In years when Penn State has 5 road games in conference play, they will look to also have 7 home games by scheduling all 3 of their non-conference opponents in Beaver Stadium. In the alternating years when Penn State has only 4 conference road games, they have the capacity to schedule a road non-conference game. Looking ahead at Penn State’s future opponents shows this trend. Penn State’s schedule has 5 Big Ten road games in odd-numbered years and only 4 conference road games in even-numbered years.
Penn State Future Non-Conference Opponents
2019: Idaho, Buffalo, Pitt
2020: Nevada, at Virginia Tech, San Jose St
2021: Ball State, Auburn, Villanova
2022: at Auburn, Central Michigan
2023: West Virginia, Delaware
2024: at West Virginia, Bowling Green
2025: Virginia Tech, Villanova
2026: at Temple
2027: Delaware, Temple
It is worth noting that the Big Ten football opponents have not yet been released for the 2024-2027 seasons, but it is safe to assume that the trend of 9 conference games with the current home and road split will continue. This leaves Penn State with similarly limited options for future scheduling of opponents.

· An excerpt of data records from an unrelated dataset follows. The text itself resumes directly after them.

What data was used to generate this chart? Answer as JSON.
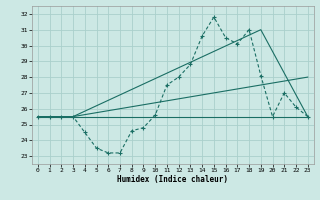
{
  "xlabel": "Humidex (Indice chaleur)",
  "bg_color": "#cce8e4",
  "grid_color": "#aad0cc",
  "line_color": "#1a6e64",
  "xlim": [
    -0.5,
    23.5
  ],
  "ylim": [
    22.5,
    32.5
  ],
  "xticks": [
    0,
    1,
    2,
    3,
    4,
    5,
    6,
    7,
    8,
    9,
    10,
    11,
    12,
    13,
    14,
    15,
    16,
    17,
    18,
    19,
    20,
    21,
    22,
    23
  ],
  "yticks": [
    23,
    24,
    25,
    26,
    27,
    28,
    29,
    30,
    31,
    32
  ],
  "series1_x": [
    0,
    1,
    2,
    3,
    4,
    5,
    6,
    7,
    8,
    9,
    10,
    11,
    12,
    13,
    14,
    15,
    16,
    17,
    18,
    19,
    20,
    21,
    22,
    23
  ],
  "series1_y": [
    25.5,
    25.5,
    25.5,
    25.5,
    24.5,
    23.5,
    23.2,
    23.2,
    24.6,
    24.8,
    25.6,
    27.5,
    28.0,
    28.8,
    30.6,
    31.8,
    30.5,
    30.1,
    31.0,
    28.1,
    25.5,
    27.0,
    26.1,
    25.5
  ],
  "series2_x": [
    0,
    3,
    23
  ],
  "series2_y": [
    25.5,
    25.5,
    25.5
  ],
  "series3_x": [
    0,
    3,
    23
  ],
  "series3_y": [
    25.5,
    25.5,
    28.0
  ],
  "series4_x": [
    0,
    3,
    19,
    23
  ],
  "series4_y": [
    25.5,
    25.5,
    31.0,
    25.5
  ]
}
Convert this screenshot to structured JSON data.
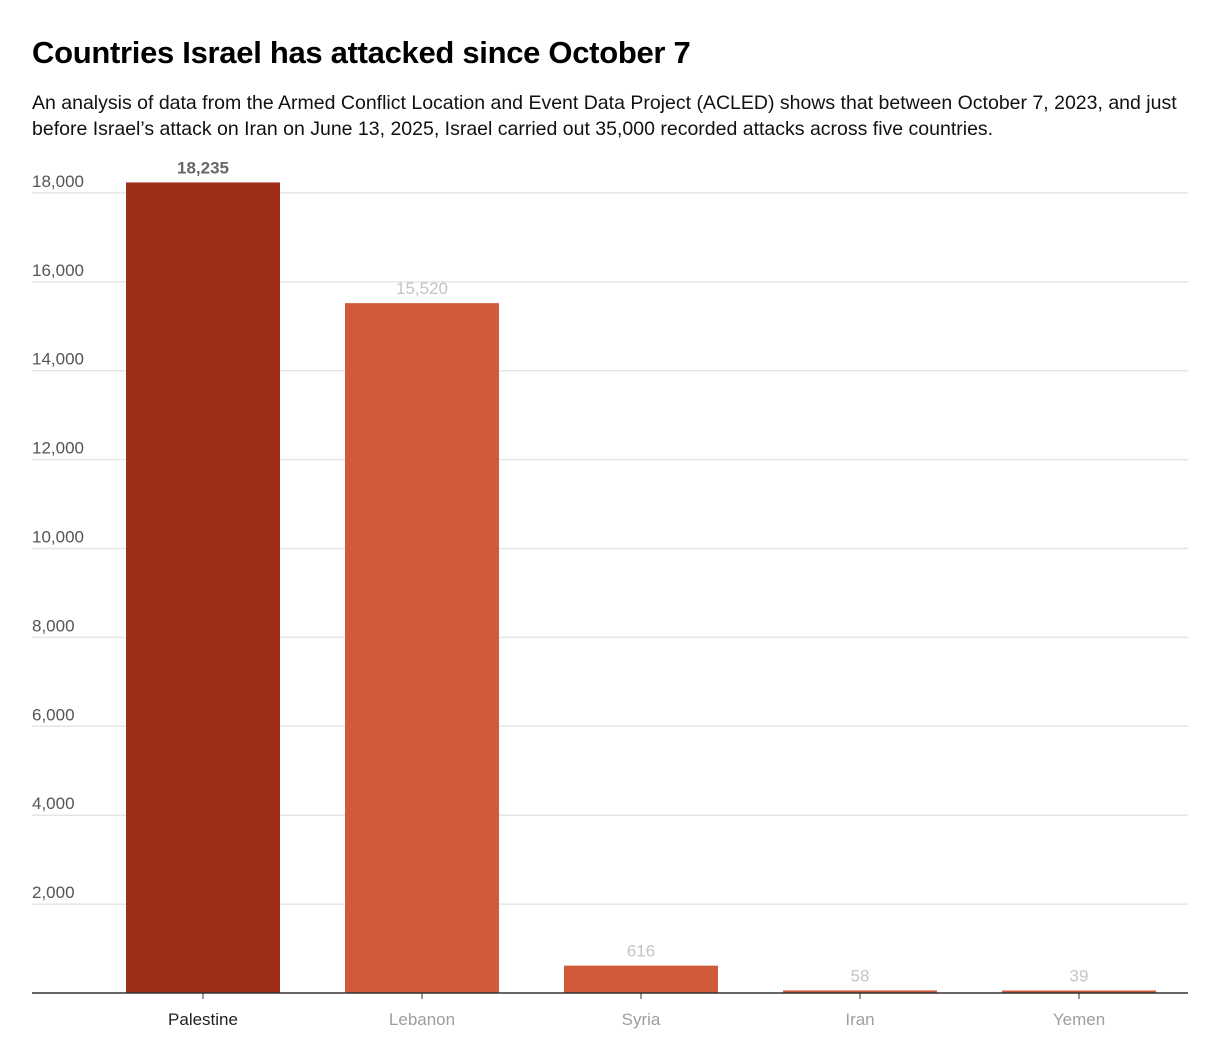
{
  "chart_data": {
    "type": "bar",
    "title": "Countries Israel has attacked since October 7",
    "subtitle": "An analysis of data from the Armed Conflict Location and Event Data Project (ACLED) shows that between October 7, 2023, and just before Israel’s attack on Iran on June 13, 2025, Israel carried out 35,000 recorded attacks across five countries.",
    "xlabel": "",
    "ylabel": "",
    "categories": [
      "Palestine",
      "Lebanon",
      "Syria",
      "Iran",
      "Yemen"
    ],
    "values": [
      18235,
      15520,
      616,
      58,
      39
    ],
    "value_labels": [
      "18,235",
      "15,520",
      "616",
      "58",
      "39"
    ],
    "highlighted_category": "Palestine",
    "ylim": [
      0,
      18000
    ],
    "yticks": [
      2000,
      4000,
      6000,
      8000,
      10000,
      12000,
      14000,
      16000,
      18000
    ],
    "ytick_labels": [
      "2,000",
      "4,000",
      "6,000",
      "8,000",
      "10,000",
      "12,000",
      "14,000",
      "16,000",
      "18,000"
    ],
    "grid": true,
    "legend": "none"
  },
  "colors": {
    "highlight_bar": "#9e2d19",
    "bar": "#cf5b3b",
    "gridline": "#e6e6e6",
    "axis": "#333333",
    "highlight_value_label": "#666666",
    "value_label": "#c4c4c4",
    "highlight_category_label": "#222222",
    "category_label": "#9e9e9e",
    "tick_label": "#555555"
  }
}
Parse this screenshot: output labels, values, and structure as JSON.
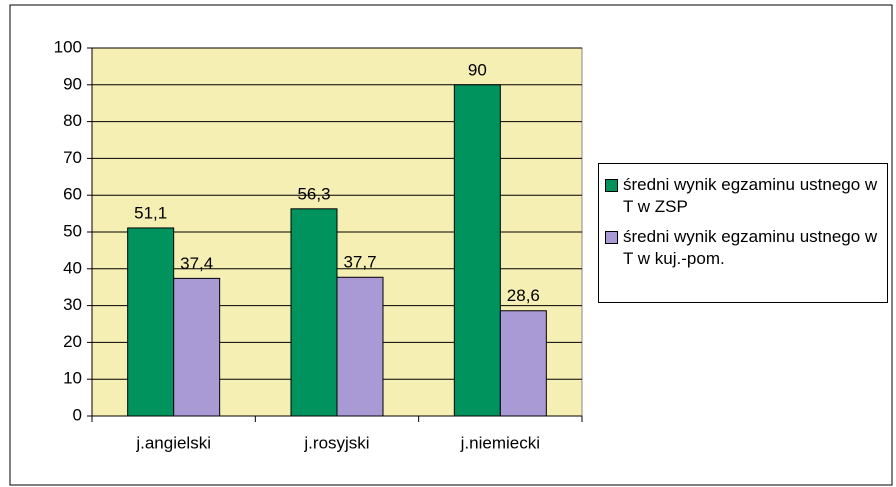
{
  "chart_data": {
    "type": "bar",
    "categories": [
      "j.angielski",
      "j.rosyjski",
      "j.niemiecki"
    ],
    "series": [
      {
        "name": "średni wynik egzaminu ustnego w T w ZSP",
        "color": "#00935e",
        "values": [
          51.1,
          56.3,
          90
        ],
        "value_labels": [
          "51,1",
          "56,3",
          "90"
        ]
      },
      {
        "name": "średni wynik egzaminu ustnego w T w kuj.-pom.",
        "color": "#a99ad6",
        "values": [
          37.4,
          37.7,
          28.6
        ],
        "value_labels": [
          "37,4",
          "37,7",
          "28,6"
        ]
      }
    ],
    "ylim": [
      0,
      100
    ],
    "yticks": [
      0,
      10,
      20,
      30,
      40,
      50,
      60,
      70,
      80,
      90,
      100
    ],
    "grid": true,
    "legend": "right",
    "plot_background": "#f6efb4"
  }
}
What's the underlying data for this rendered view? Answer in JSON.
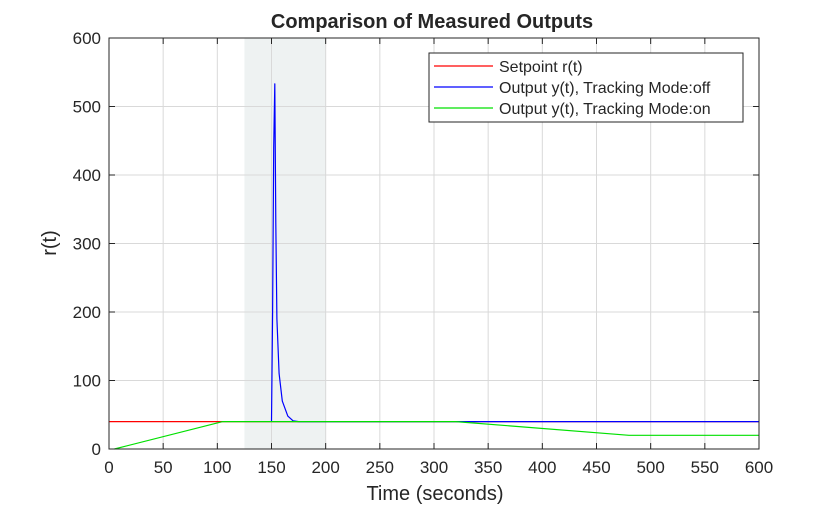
{
  "chart_data": {
    "type": "line",
    "title": "Comparison of Measured Outputs",
    "xlabel": "Time (seconds)",
    "ylabel": "r(t)",
    "xlim": [
      0,
      600
    ],
    "ylim": [
      0,
      600
    ],
    "xticks": [
      0,
      50,
      100,
      150,
      200,
      250,
      300,
      350,
      400,
      450,
      500,
      550,
      600
    ],
    "yticks": [
      0,
      100,
      200,
      300,
      400,
      500,
      600
    ],
    "grid": true,
    "legend_position": "top-right",
    "shaded_region": {
      "x_start": 125,
      "x_end": 200,
      "color": "#eef2f2"
    },
    "series": [
      {
        "name": "Setpoint r(t)",
        "color": "#ff0000",
        "x": [
          0,
          600
        ],
        "y": [
          40,
          40
        ]
      },
      {
        "name": "Output y(t), Tracking Mode:off",
        "color": "#0000ff",
        "x": [
          150,
          151,
          152,
          153,
          154,
          155,
          157,
          160,
          165,
          170,
          175,
          600
        ],
        "y": [
          40,
          200,
          440,
          533,
          330,
          190,
          110,
          70,
          48,
          41,
          40,
          40
        ]
      },
      {
        "name": "Output y(t), Tracking Mode:on",
        "color": "#00e000",
        "x": [
          5,
          105,
          320,
          480,
          600
        ],
        "y": [
          0,
          40,
          40,
          20,
          20
        ]
      }
    ]
  }
}
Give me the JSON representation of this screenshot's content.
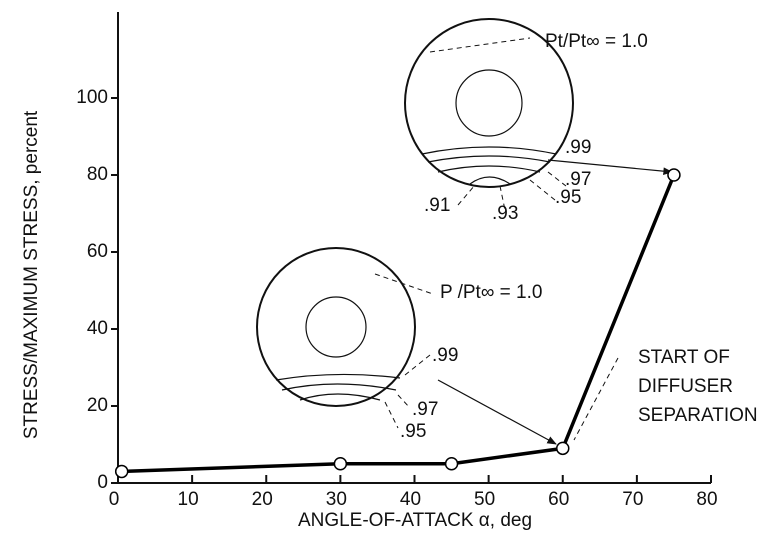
{
  "chart_data": {
    "type": "line",
    "x_label": "ANGLE-OF-ATTACK α, deg",
    "y_label": "STRESS/MAXIMUM STRESS, percent",
    "x": [
      0.5,
      30,
      45,
      60,
      75
    ],
    "series": [
      {
        "color": "#000000",
        "values": [
          3,
          5,
          5,
          9,
          80
        ]
      }
    ],
    "xlim": [
      0,
      80
    ],
    "xticks": [
      0,
      10,
      20,
      30,
      40,
      50,
      60,
      70,
      80
    ],
    "ylim": [
      0,
      120
    ],
    "yticks": [
      0,
      20,
      40,
      60,
      80,
      100
    ],
    "grid": false,
    "upper_inset": {
      "label": "Pt/Pt∞ = 1.0",
      "contours": [
        ".99",
        ".97",
        ".95",
        ".93",
        ".91"
      ]
    },
    "lower_inset": {
      "label": "P /Pt∞ = 1.0",
      "contours": [
        ".99",
        ".97",
        ".95"
      ]
    },
    "annotation": [
      "START OF",
      "DIFFUSER",
      "SEPARATION"
    ]
  }
}
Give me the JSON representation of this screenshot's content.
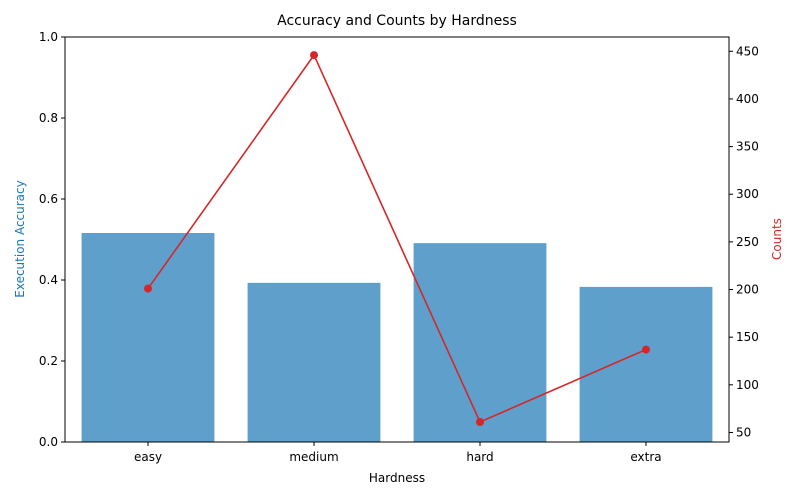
{
  "chart_data": {
    "type": "bar",
    "title": "Accuracy and Counts by Hardness",
    "xlabel": "Hardness",
    "categories": [
      "easy",
      "medium",
      "hard",
      "extra"
    ],
    "colors": {
      "bar": "#5f9fcc",
      "line": "#d62728",
      "left_axis_label": "#1f77b4",
      "right_axis_label": "#d62728"
    },
    "y_left": {
      "label": "Execution Accuracy",
      "ylim": [
        0,
        1.0
      ],
      "ticks": [
        "0.0",
        "0.2",
        "0.4",
        "0.6",
        "0.8",
        "1.0"
      ]
    },
    "y_right": {
      "label": "Counts",
      "ylim": [
        40,
        465
      ],
      "ticks": [
        "50",
        "100",
        "150",
        "200",
        "250",
        "300",
        "350",
        "400",
        "450"
      ]
    },
    "series": [
      {
        "type": "bar",
        "axis": "left",
        "values": [
          0.516,
          0.393,
          0.491,
          0.383
        ]
      },
      {
        "type": "line",
        "axis": "right",
        "marker": "circle",
        "values": [
          201,
          446,
          61,
          137
        ]
      }
    ],
    "grid": false
  }
}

Penn State Open Schedule Slots
2022: 1 home game
2023: 1 home game
2024: 1 home game
2025: 1 home game
2026: 2 home games
2027: 1 home game
If the current Big Ten trend of scheduling Penn State with 5 road conference games in odd-numbered years continues, and Penn State continues their past practice of seven home games, they have no capacity to add any road games to their schedule for the next decade. Penn State’s desire for a “two-for-one” agreement also springs from the structure of their conference scheduling where they can only add one road opponent in even-numbered years and all of those for the next decade are spoken for. Penn State did have an open road date in 2026 that they recently filled via an agreement with Temple to play in Philadelphia in 2026 with a return game in State College in 2027. These dates coincide with Pitt’s previously signed agreement with Wisconsin, another Big Ten school.
As stated at the outset, both schools can be placed at fault here. Conference scheduling is also a limiting factor. Based on the available information, the soonest feasible date the series could resume would be 2027, but only if Pitt would be willing to play in Happy Valley that year and if Penn State was willing to have a one-for-one agreement rather than a two-for-one deal. Under the current 4-year agreement, Pitt got the first game of the deal at home. If Pitt demanded the first game of a future agreement at Heinz Field, the soonest the series could restart would be 2028, a nine-year hiatus in the rivalry. At this point neither side appears to be willing to budge in their negotiations which could lead to an even longer amount of time before the two schools face off on the gridiron.